The model was used to predict all dog breeds corresponding to each image in the test set, and then the fraction of images the model correctly classified was calculated. This fraction represents the model classification accuracy. As this is a classification problem, other performance metrics such as the AU-ROC curve and a confusion matrix would have also been suitable to evaluate performance.
Strategy
Udacity provided a skeleton strategy that supported my progress in completing this project. The model construction follows the steps below:
- Import and explore the dog and human datasets
- Create a human face detector using OpenCV
- Create a dog detector using Resnet50
- Create a CNN to classify dog breeds using Keras and evaluate model performance
- Use Transfer Learning to improve the initial CNN and evaluate model performance
- Write an algorithm to test new images
You can access the Jupyter Notebook I created in this Git repository to follow my solution in more detail. This repository also contains other files important towards making this model.
Data Understanding
Before pre-processing and training the data, it was important to explore the dogs dataset. From initial data exploration, I found that the dog dataset provided 8351 images of dogs, each labelled with a dog breed out of a total of 133. To effectively create a dog breed classifier, the images in this dataset were split into training, validation, and test sets following approximately a 8:1:1 ratio.
Meanwhile, the human dataset had 13233 images. The increase in images for humans compared to dog breeds could be to provide an unbiased and varied input of human faces for the model to train on.
Next, I was interested in understanding the distribution of dog breeds in the dog dataset. I first started with exploring statistical properties in the dataset, with results as below:
The mean number of images provided for each dog breed is: 50.225564The dog breed with the minimum number of images provided is:
Breed - Affenpinscher
Count - 26The dog breed with the maximum number of images provided is:
Breed - Yorkshire_terrier
Count - 77
The dispersion of dog breed images is: 11.8191997117The coefficient of variation of dog breed images is: 0.235322
Knowing that the average number of images per dog breed is quite high, this assured me that this dataset has a large sample size per dog breed and hence does not have any explicit biases. With this information and knowing that there are 133 breeds in the dataset, the low standard deviation and coefficient of variation values supported my thoughts as well.

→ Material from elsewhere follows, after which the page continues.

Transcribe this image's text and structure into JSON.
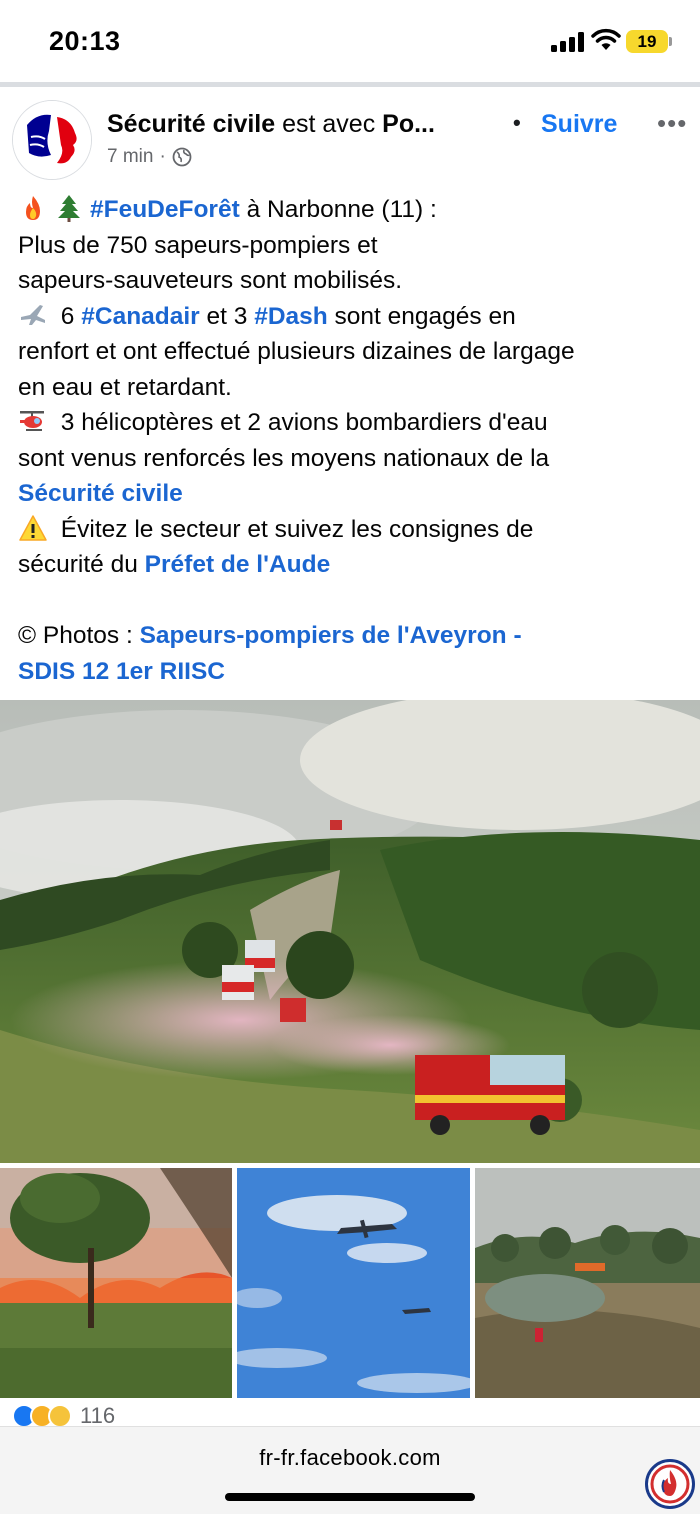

However, It was interesting to see that there is not an identical number of images supplied for each dog breed in the dog dataset. This possibility of a highly imbalanced classification problem could provide issues towards creating the CNN model. To view the distribution of dog breeds in the dataset, I created a bar plot shown in Figure 1 below that visualises the count of images for all 133 breeds in the dataset.
From the visualisation, there is a slight imbalance in classification but not significant enough to cause a classification problem. This is further confirmed through the standard deviation above as well as seeing a significant number of images are provided for each dog breed.
It was also important to have an idea of what type of dog images are provided to be used. This helped view if there were any visual biases in the dataset i.e. most of the images provided are outdoors or most of the images are bright and clear. By printing a few random images in the dataset, we see a variety in image background, which means the model would be fed an unbiased dataset and should be able to test accurately on various types of images.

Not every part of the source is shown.